The child, now aged two-and-a-half, was removed from her parents’ care in March 2018, after being taken to the Sydney Children’s Hospital suffering a seizure.
Doctors found her to be extremely malnourished, with rickets, fragile bones and deficiencies in vitamin A, iron, zinc, calcium, and B12. Her levels of vitamin D were almost undetectable.
In a victim’s impact statement read to the District Court, the little girl’s temporary foster carer described her shock when meeting the child in hospital for the first time.
“She looked like a three-month-old baby,” the statement said.
The carer said the girl had no teeth, was being fed through a tube in her nose, and must have been “terrified” with tubes coming out of her body.
The youngster had been kept on a strict diet since birth by her vegan parents, which included items such as oats and rice milk, and no meat or dairy.
Her bones were so weak, they could break from what specialists described as “normal handling”.
In December, her parents — both aged in their early thirties — pleaded guilty to a charge of failing to provide for a child, causing serious injury.

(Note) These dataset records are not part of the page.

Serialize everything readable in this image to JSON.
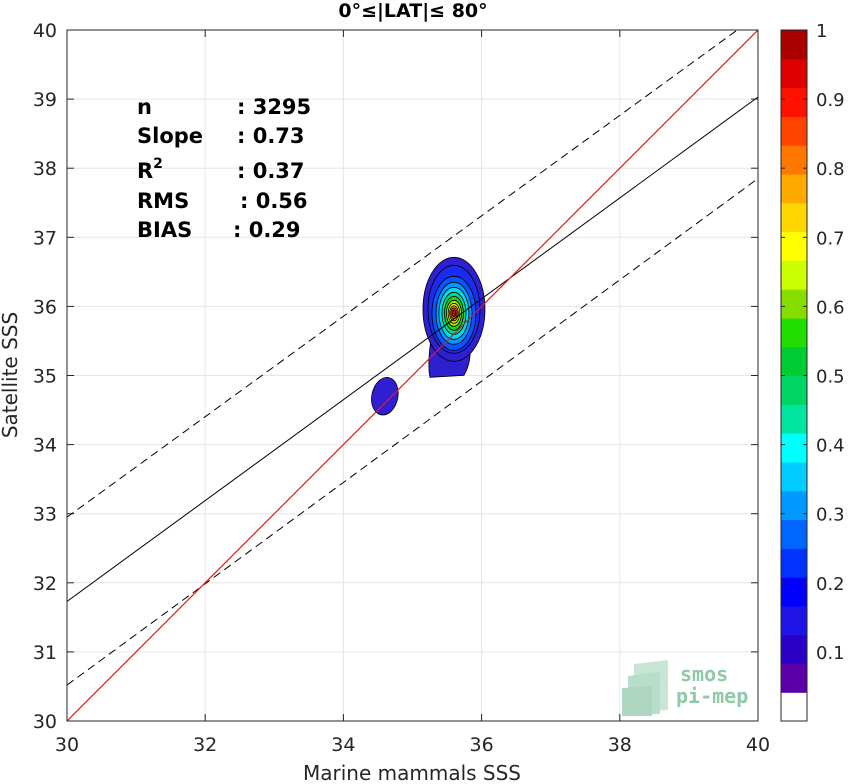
{
  "chart_data": {
    "type": "scatter",
    "title": "0°≤|LAT|≤ 80°",
    "xlabel": "Marine mammals SSS",
    "ylabel": "Satellite SSS",
    "xlim": [
      30,
      40
    ],
    "ylim": [
      30,
      40
    ],
    "xticks": [
      "30",
      "32",
      "34",
      "36",
      "38",
      "40"
    ],
    "yticks": [
      "30",
      "31",
      "32",
      "33",
      "34",
      "35",
      "36",
      "37",
      "38",
      "39",
      "40"
    ],
    "grid": true,
    "stats": [
      {
        "label": "n",
        "value": ": 3295"
      },
      {
        "label": "Slope",
        "value": ": 0.73"
      },
      {
        "label": "R",
        "sup": "2",
        "value": ": 0.37"
      },
      {
        "label": "RMS",
        "value": ": 0.56"
      },
      {
        "label": "BIAS",
        "value": ": 0.29"
      }
    ],
    "lines": {
      "identity": {
        "slope": 1,
        "intercept": 0,
        "color": "#e8171b"
      },
      "regression": {
        "slope": 0.73,
        "x0": 30,
        "y0": 31.73,
        "color": "#000000"
      },
      "upper_bound": {
        "x0": 30,
        "y0": 32.95,
        "x1": 39.7,
        "y1": 40
      },
      "lower_bound": {
        "x0": 30,
        "y0": 30.52,
        "x1": 40,
        "y1": 37.85
      }
    },
    "density_contours": {
      "main_peak": {
        "x": 35.6,
        "y": 35.9
      },
      "secondary_blob": {
        "x": 34.6,
        "y": 34.7
      }
    },
    "colorbar": {
      "ticks": [
        "0.1",
        "0.2",
        "0.3",
        "0.4",
        "0.5",
        "0.6",
        "0.7",
        "0.8",
        "0.9",
        "1"
      ],
      "range": [
        0,
        1
      ],
      "colors": [
        "#ffffff",
        "#5a00a8",
        "#2a00c8",
        "#1f14e6",
        "#0000ff",
        "#0033ff",
        "#0066ff",
        "#0099ff",
        "#00ccff",
        "#00ffff",
        "#00e6a0",
        "#00d464",
        "#00cc33",
        "#22dd00",
        "#88dd00",
        "#ccff00",
        "#ffff00",
        "#ffd700",
        "#ffaa00",
        "#ff7700",
        "#ff4400",
        "#ff1100",
        "#dd0000",
        "#aa0000"
      ]
    },
    "logo": {
      "line1": "smos",
      "line2": "pi-mep"
    }
  }
}
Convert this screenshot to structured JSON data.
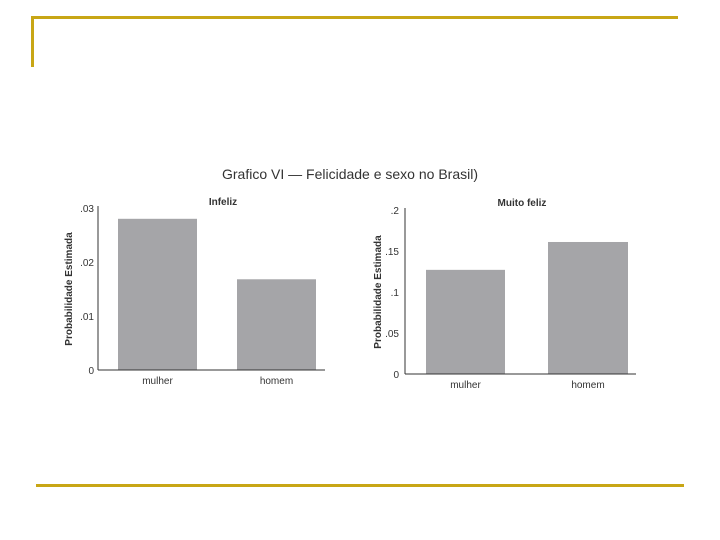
{
  "colors": {
    "accent": "#c8a615",
    "bar": "#a5a5a8",
    "axis": "#333333"
  },
  "figure_title": "Grafico VI — Felicidade e sexo no Brasil)",
  "chart_data": [
    {
      "type": "bar",
      "title": "Infeliz",
      "ylabel": "Probabilidade Estimada",
      "xlabel": "",
      "categories": [
        "mulher",
        "homem"
      ],
      "values": [
        0.028,
        0.0168
      ],
      "ylim": [
        0,
        0.03
      ],
      "yticks": [
        0,
        0.01,
        0.02,
        0.03
      ],
      "ytick_labels": [
        "0",
        ".01",
        ".02",
        ".03"
      ],
      "grid": false,
      "legend": "none"
    },
    {
      "type": "bar",
      "title": "Muito feliz",
      "ylabel": "Probabilidade Estimada",
      "xlabel": "",
      "categories": [
        "mulher",
        "homem"
      ],
      "values": [
        0.127,
        0.161
      ],
      "ylim": [
        0,
        0.2
      ],
      "yticks": [
        0,
        0.05,
        0.1,
        0.15,
        0.2
      ],
      "ytick_labels": [
        "0",
        ".05",
        ".1",
        ".15",
        ".2"
      ],
      "grid": false,
      "legend": "none"
    }
  ]
}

The District Court also heard on Thursday that the parents did not officially register the girl’s birth, did not immunise her, did not list her on a Medicare card, or even name her for two weeks after she was born.
The carer’s statement was read to the court as part of sentencing proceedings.
She said the girl was “defenceless and unable to protect herself” from her parents' criminality.
She said while other children the same age were able to run around, this girl “couldn’t sit up, couldn’t speak any words [and] couldn’t hold her bottle.”
She said while the girl is now two-and-a-half, she is still only the height of a standard one-year-old, and while she can now walk, communicate using gestures and speak about 20 words, “It has not come easy”.
“It has taken hours of persistence and hard work from (the child)...” the carer said.
The child's height and weight are still not in proportion, because while she now eats a normal amount of food, she has not grown to an appropriate height, and is now classified as “obese”.
“It’s like her body is storing calories, in case she needs them in the future,” the carer said.
She also told the court she remains worried about the physical consequences for the child’s future.
“People ask her age, and are shocked," she said.
“She stands out as different.”
The girl now lives with a relative in Queensland, along with her two older brothers.
The Crown also called upon evidence from psychiatrist Dr Yvonne Skinner, who had interviewed the mother.
Skinner said in her opinion the mother was not suffering from post-natal depression, as she had expressed great enjoyment when the child was born, formed loving relationships with her children, had regular appointments to get her eye-lashes done, and had gone to great lengths to research appropriate schools for her oldest son.
The mother dabbed at her face using a tissue while the carer’s statement was read.
She and the father -- who had previously walked into court hand in hand -- sat well apart from each other in court and did not speak to one another.
Judge Sarah Huggett is expected to sentence the pair at a future date.